Come già accennato prima, talune macchine a due tubi possono usare la “dual energy” in cui due tubi radiogeni lavorano a voltaggi differenti. Ciò è utile poiché ogni singolo tessuto presenta delle attenuazioni diverse a seconda del voltaggio e tramite questa metodica possiamo dunque riconoscere la natura del tessuto. Anche lo iodio stesso presenta attenuazioni diverse, tramite questa variazione della risposta le macchine possono identificare dove è presente lo iodio e rimuoverne la visualizzazione. Così facendo, invece di fare una scansione pre e post contrasto, ne possiamo farne una sola a dual energy e poi la macchina elabora delle immagini con il contrasto e altre immagini in cui viene rimosso.
Domande da interrogazione
- Quali sono le principali categorie di tecniche di imaging utilizzate per la trasformazione degli impulsi elettrici in immagini?
- Quali sono i vantaggi e gli svantaggi delle tecniche iterative rispetto a quelle analitiche?
- Come influisce la riduzione della dose sulla sensibilità nella rilevazione delle lesioni?
- Qual è l'importanza di utilizzare una dose adeguata durante le scansioni?
- In che modo la tecnologia "dual energy" migliora la qualità delle immagini ottenute?
Le tecniche di imaging si dividono in due categorie principali: tecniche analitiche, ormai desuete, e tecniche iterative, che offrono vantaggi come la riduzione della dose radiante e la possibilità di ricostruire immagini senza passare attraverso la trasformata di Radon.
Le tecniche iterative riducono notevolmente il rumore nelle immagini, ma possono appiattire il contrasto degli organi, rendendo le lesioni a basso contrasto meno evidenti. Tuttavia, permettono di utilizzare una dose radiante inferiore.
Riducendo la dose dal 100% al 20%, la sensibilità per le lesioni diminuisce drasticamente, fino al 60%, rendendo più difficile l'identificazione di lesioni ipovascolarizzate che appaiono meno evidenti nelle immagini.
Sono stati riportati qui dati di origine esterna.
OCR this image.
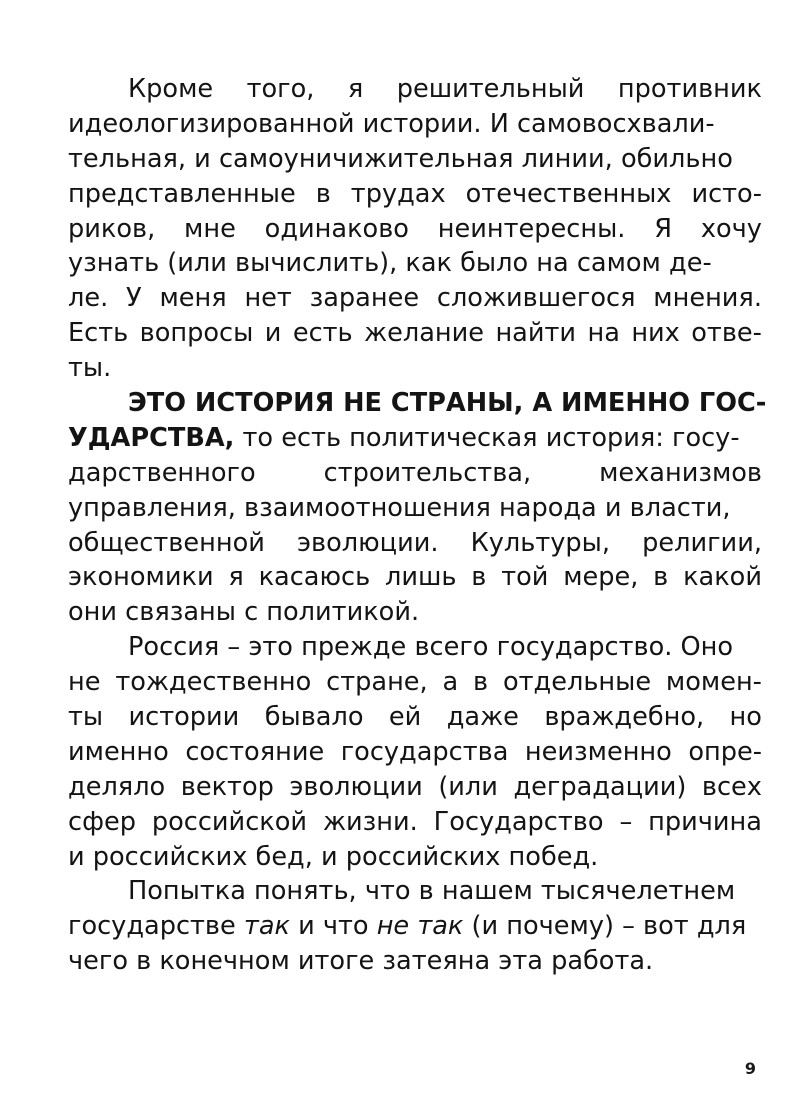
Кроме того, я решительный противник
идеологизированной истории. И самовосхвали-
тельная, и самоуничижительная линии, обильно
представленные в трудах отечественных исто-
риков, мне одинаково неинтересны. Я хочу
узнать (или вычислить), как было на самом де-
ле. У меня нет заранее сложившегося мнения.
Есть вопросы и есть желание найти на них отве-
ты.
ЭТО ИСТОРИЯ НЕ СТРАНЫ, А ИМЕННО ГОС-
УДАРСТВА, то есть политическая история: госу-
дарственного	строительства,	механизмов
управления, взаимоотношения народа и власти,
общественной эволюции. Культуры, религии,
экономики я касаюсь лишь в той мере, в какой
они связаны с политикой.
Россия – это прежде всего государство. Оно
не тождественно стране, а в отдельные момен-
ты истории бывало ей даже враждебно, но
именно состояние государства неизменно опре-
деляло вектор эволюции (или деградации) всех
сфер российской жизни. Государство – причина
и российских бед, и российских побед.
Попытка понять, что в нашем тысячелетнем
государстве так и что не так (и почему) – вот для
чего в конечном итоге затеяна эта работа.
9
È fondamentale ridurre la dose quando possibile, ma in situazioni critiche, una dose troppo bassa può portare a immagini non esaustive, compromettendo la diagnosi.
La tecnologia "dual energy" utilizza due tubi radiogeni a voltaggi differenti per identificare le attenuazioni specifiche dei tessuti, consentendo di ottenere immagini con e senza contrasto in un'unica scansione, migliorando così l'efficacia diagnostica.